You know sometimes, you’re reading a book and you’re thinking, this ought to be good but somehow isn’t? That was my experience all through Gorky Park.
The book is set mostly in Moscow, where police investigator Arkady Renko is trying to work out who the three faceless bodies are, who killed them, why, and whether the KGB’s interest in the case is in his favour or not. As he pursues the case, Renko traipses around Moscow and its surroundings and encounters all manner of Russians, from high-ranking bureaucrats to Siberian runaways to honest factory men. He also copes with the dissolution of his marriage and hopes for the resolution of his love (I would say infatuation) for a young woman tangentially involved in his case.
There should be a lot to like here. The portrait of lives in Soviet Russia is rich in detail, dripping in verisimilitude. The murders at the centre of the plot seem to present a proper mystery. The thematic clash of agencies promises to enhance both. We get an authentic grasp of how the Soviet machinery works, and a doubling of the mystery: who did it and why might the KGB care? And all this is written up in well-wrought prose.
And, yet, while feeling like I was enjoying each page as I read it, I found that I couldn’t do more than 30 pages or so in a sitting. It was like trying to each huge portions of rich food. Here’s the thing, I think: Smith worked on the book for the best part of a decade, and based the Russian elements of it on a two-week trip and a whole bunch of interviews and library work. What emerges is over-stuffed and over-researched and over-written. Not any of these in a clanging bad way: the book is overall enjoyable, and you can see why it sold loads of copies. But still, it’s overdone in all those ways.
The usual, bad way in which a book manifests over-research is through the steady thud of facts about a subject being deposited in the reader’s mind. There’s a tiny bit of that here, but the problem is more like this: Smith has learnt so much about the various milieus of Soviet society that he can’t bear to miss his chance to (say) portray a homosexual relationship encouraged by and flourishing in the particular circumstances of the Soviet penal system. And so somehow the book includes all the characters and places and situations about which he’s learned. It’s all well-written and convincingly imagined and at some level impressive, but there’s just a bit too much of it, excessively digressive, there for its own sake rather than for its contribution to plot or structure.
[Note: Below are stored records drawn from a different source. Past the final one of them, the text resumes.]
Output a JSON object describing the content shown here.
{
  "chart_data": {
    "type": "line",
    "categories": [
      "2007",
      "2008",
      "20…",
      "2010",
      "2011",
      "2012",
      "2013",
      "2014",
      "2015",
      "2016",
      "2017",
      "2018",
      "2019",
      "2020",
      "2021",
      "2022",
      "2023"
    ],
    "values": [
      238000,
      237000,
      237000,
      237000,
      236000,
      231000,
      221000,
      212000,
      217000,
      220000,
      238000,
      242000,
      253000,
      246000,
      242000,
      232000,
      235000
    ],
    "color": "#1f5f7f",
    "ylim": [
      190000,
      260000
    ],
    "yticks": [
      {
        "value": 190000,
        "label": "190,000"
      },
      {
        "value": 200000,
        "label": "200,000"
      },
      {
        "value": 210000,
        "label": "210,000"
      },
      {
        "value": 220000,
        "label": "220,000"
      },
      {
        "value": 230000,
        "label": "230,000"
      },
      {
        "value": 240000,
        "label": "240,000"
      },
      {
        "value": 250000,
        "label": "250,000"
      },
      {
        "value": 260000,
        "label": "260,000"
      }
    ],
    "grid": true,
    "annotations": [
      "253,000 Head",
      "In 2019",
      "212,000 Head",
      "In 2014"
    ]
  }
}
This is thrown into relief when Americans are the focal characters and when the action switches to New York; Smith can allow himself to write this without having to show everything he knows about it, because he didn’t have to learn it the same way.
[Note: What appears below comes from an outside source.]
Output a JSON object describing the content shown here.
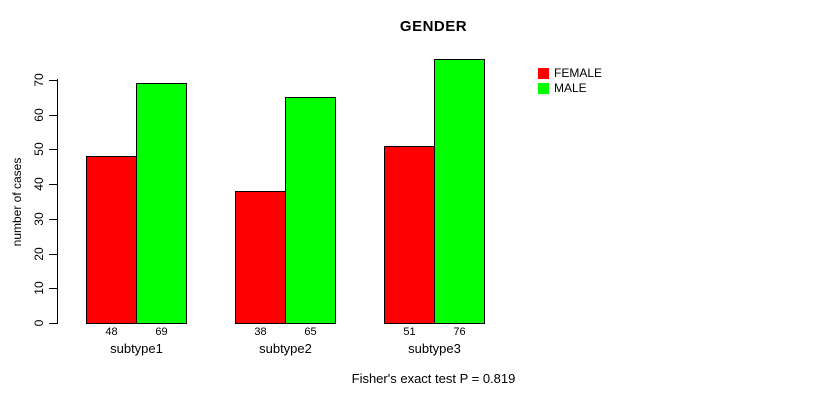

Similarly, a bad over-written book is full of prose that’s been thought about too much, metaphors hammered to death, that kind of thing. Here, well, it’s the same sense of things being pushed too far, but more subtle things. Renko is almost too rich a character; he has psychological depth and nuance of implausible degree (nobody knows himself as well as Renko apparently does). Meanwhile, the murder mystery that Renko is involved with is both too mysterious and too obvious: the details are convoluted but the outline is very clear very early. Too much concentration on getting the trees just so, not enough thought about how the wood looks from afar. Finally, in the end, Smith can’t seem to decide whether to concentrate on the (intricate, clever) murder mystery, or the (intricate, clever) inter-agency conflict and intrigue lying behind it, and so does too much of both, and in the end the reader is suffocated by intricacies.
This is, in sum, a good book, but could perhaps have been really great if Smith just chilled out a little. I wonder whether in fact some of the later, less garlanded Renko novels might turn out to be better, if they were perhaps written at greater pace and and a more relaxed mind.